America’s largest private company and world’s largest agricultural shipping firm, Cargill, has made its maiden voyage using special sails powered partly by the wind. The goal is to study how wind power can help reduce energy use and carbon emissions of cargo ship and the entire sector.
Cargill is hauling 225 million tons of dry bulk cargo around the world each year on over six hundred vessels. One of these cargo ships is retrofitted with WindWings sails designed to cut fuel use, and thus, shipping’s carbon emissions.
Harnessing Wind Power to Decarbonize Shipping
The maritime industry currently accounts for almost 3% of global carbon emissions largely because of its reliance on carbon-intensive bunkers. And over 80% of the global merchandise trade by volume is shipped by sea.
According to the International Maritime Organization, the industry is producing over 830 million tonnes of carbon each year. That’s equal to spewing as much CO2 as 283 coal-fired power plants do in a year.
The industry faces pressure from environmentalists and investors to accelerate decarbonization. As such, major players have been exploring some ways to shift away from dirtier fuels to cleaner power sources. And Cargill finds renewable wind power a promising option to explore.
One of the commodity giant’s chartered massive cargo ships, 80,000-ton Pyxis Ocean just sailed from China to Brazil using two gigantic sails called WindWings. The ship is owned by Mitsubishi Corporation’s shipping arm while creating the revolutionary sails is also funded by the European Union.
The pioneering wind-powered carrier is the world’s first to be retrofitted with two 37.5 meters or 123-foot high sails. When the vessel is in port, the wings, made from the same material as wind turbines, fold down and open out when in open water.
The enormous wings can reduce the ship’s fuel consumption by about ⅕, according to its designer BAR Technologies. This maiden sail is an opportunity for Cargill to see if returning to the traditional way of moving ships would be the way forward for transporting goods at sea.
If the test becomes a success, the charterer will install WindWings to ten more ships. After all, “wind is there for free”, as Cargill’s ocean transportation president Jan Dieleman says. He further added that there’s no silver bullet to decarbonize the industry but believes that wind-assisted propulsion technology can help.
Wind-Powered Sails Are Making a Comeback
Sailing through the wind has been the way of moving things and people until powerful fossil fuel-powered ships took over. Now, wind-powered shipping is making a comeback, though not that fast.
Pyxis Ocean joins a tiny fleet of only 2 dozen large commercial ships run by some form of wind-assisted propulsion. For more than 110,000 new-build order vessels, only below 100 feature wind-assisted technology currently.
But if more ship owners, operators, and charterers choose to also use renewable energy to fuel their fleet, it can make a huge difference in cleaning up the dirty shipping industry.
For America’s largest private firm by revenue, the groundbreaking technology can help reduce emissions and decarbonize bulk cargo by 30%. The company also claimed that installing WindWings is possible for both existing cargo ships and new constructions.
According to Yara Marine Technologies, the company that produced the sails, giant crude carriers can install up to six WindWings. That means more fuel and carbon emission savings.

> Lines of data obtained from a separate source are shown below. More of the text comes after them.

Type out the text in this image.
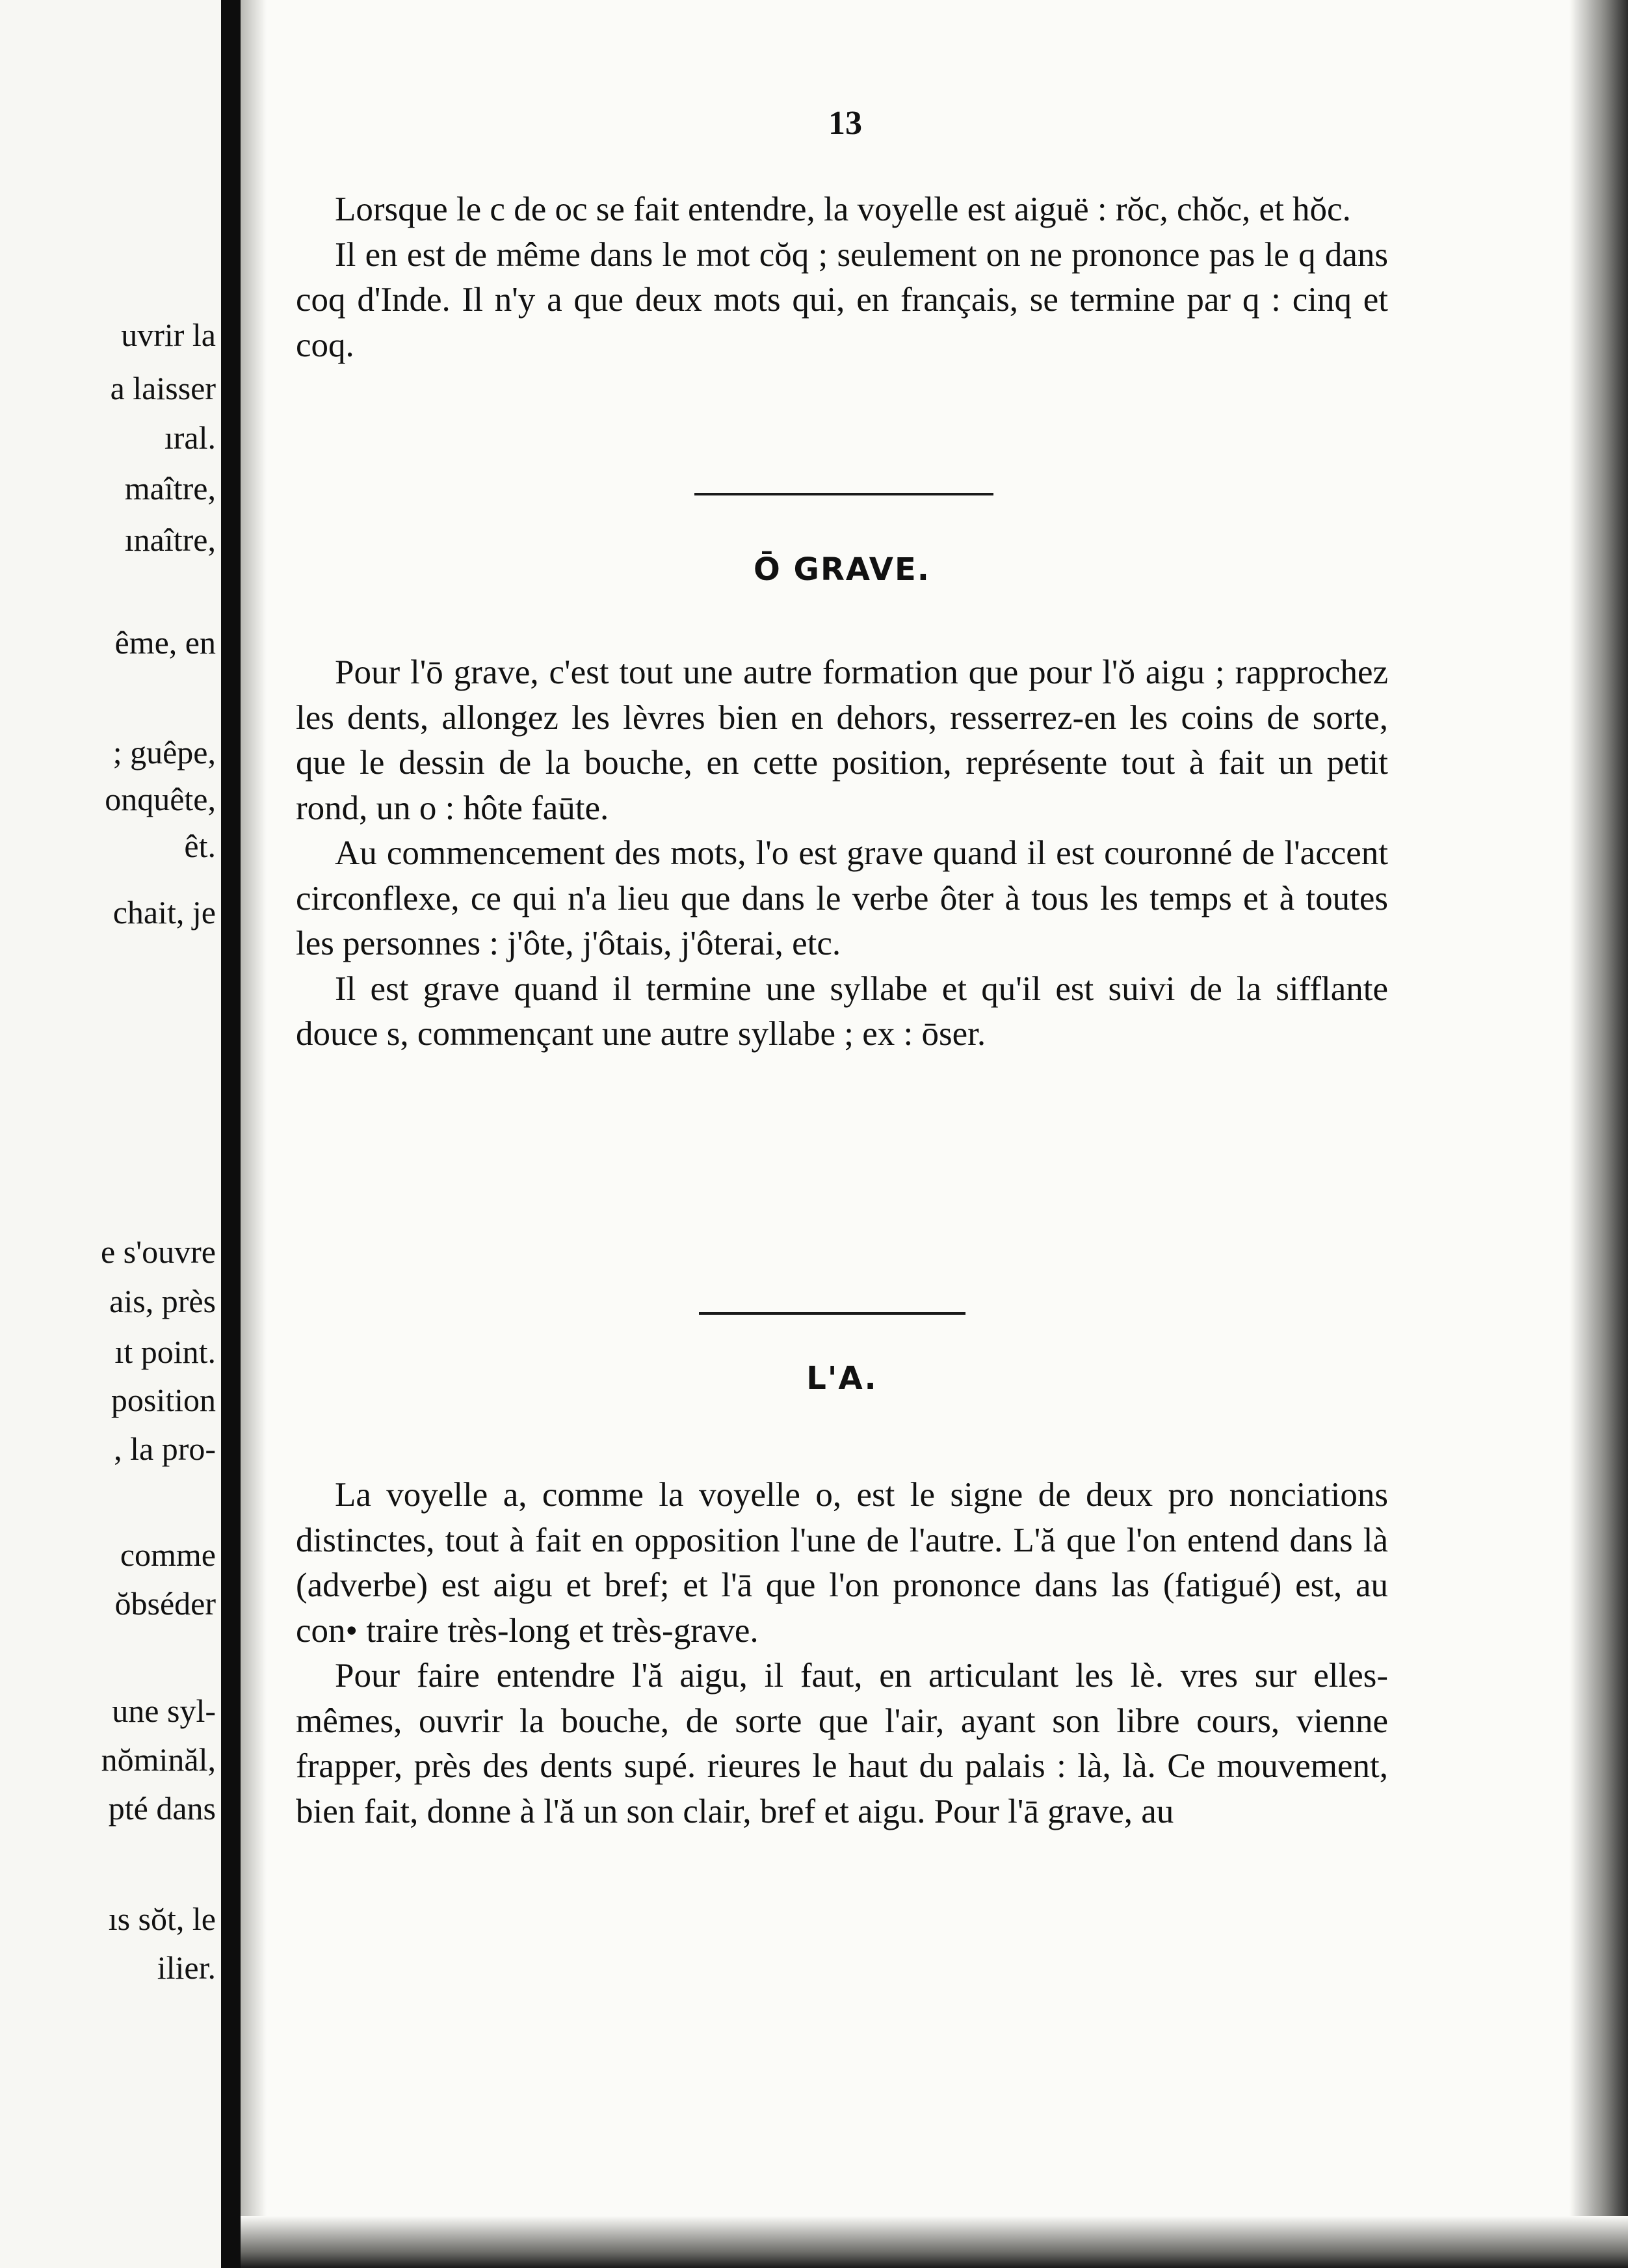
uvrir la
a laisser
ıral.
maître,
ınaître,
ême, en
; guêpe,
onquête,
êt.
chait, je
e s'ouvre
ais, près
ıt point.
position
, la pro-
comme
ŏbséder
une syl-
nŏminăl,
pté dans
ıs sŏt, le
ilier.
13

Lorsque le c de oc se fait entendre, la voyelle est aiguë : rŏc, chŏc, et hŏc.

Il en est de même dans le mot cŏq ; seulement on ne prononce pas le q dans coq d'Inde. Il n'y a que deux mots qui, en français, se termine par q : cinq et coq.

Ō GRAVE.

Pour l'ō grave, c'est tout une autre formation que pour l'ŏ aigu ; rapprochez les dents, allongez les lèvres bien en dehors, resserrez-en les coins de sorte, que le dessin de la bouche, en cette position, représente tout à fait un petit rond, un o : hôte faūte.

Au commencement des mots, l'o est grave quand il est couronné de l'accent circonflexe, ce qui n'a lieu que dans le verbe ôter à tous les temps et à toutes les personnes : j'ôte, j'ôtais, j'ôterai, etc.

Il est grave quand il termine une syllabe et qu'il est suivi de la sifflante douce s, commençant une autre syllabe ; ex : ōser.

L'A.

La voyelle a, comme la voyelle o, est le signe de deux pro nonciations distinctes, tout à fait en opposition l'une de l'autre. L'ă que l'on entend dans là (adverbe) est aigu et bref; et l'ā que l'on prononce dans las (fatigué) est, au con• traire très-long et très-grave.

Pour faire entendre l'ă aigu, il faut, en articulant les lè. vres sur elles-mêmes, ouvrir la bouche, de sorte que l'air, ayant son libre cours, vienne frapper, près des dents supé. rieures le haut du palais : là, là. Ce mouvement, bien fait, donne à l'ă un son clair, bref et aigu. Pour l'ā grave, au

If the vessel is powered by a clean fuel (e.g. green methanol), the sails can drive down costs. If the cargo ship is burning fossil fuels, wind power can reduce carbon emissions.
Here’s the estimated fuel savings of installing WindWing as per BAR Technologies:
- 1 WindWing sail can save 1.5 tons of oil-derived fuel per day on an average route
- 2 WindWing sails like the Pyxis Ocean can save 1,095 tons a year (20% of what a Kamsarmax vessel consumes each year)
- Installing 3 WindWing sails on Kamsarmax ship can save about 30 tons on fuel
Saving 1 ton of marine fossil fuel use is equivalent to reducing about 3 tons of carbon dioxide emissions.
These savings on CO2 emissions is critical as the global shipping industry has to meet its ambitious targets. And same with the rest of the industries, it has to reach net zero emissions by 2050.
Other parts of the sector have been using innovative technologies on their ship to help cut down carbon emissions.
In June, a Norwegian cruise line made headlines by sailing the world’s most energy-efficient and first zero emission cruise ship. It’s also harnessing the power of the wind, plus the sun with its solar panel-covered retractable sails. Other efforts focus on ammonia and hydrogen for clean shipping.
While wind-assisted propulsion technology won’t make a huge impact right now in cleaning up the sector, it’s gaining some traction. BAR Technologies and Yara Marine have another project to install WindWing sails on a different vessel.
Cargill’s groundbreaking move is to help their partners in the maritime industry transition to a more sustainable future. As Dieleman remarked,
“We’re always used to going the shortest way… Now, you might want to go the way where there’s more wind.”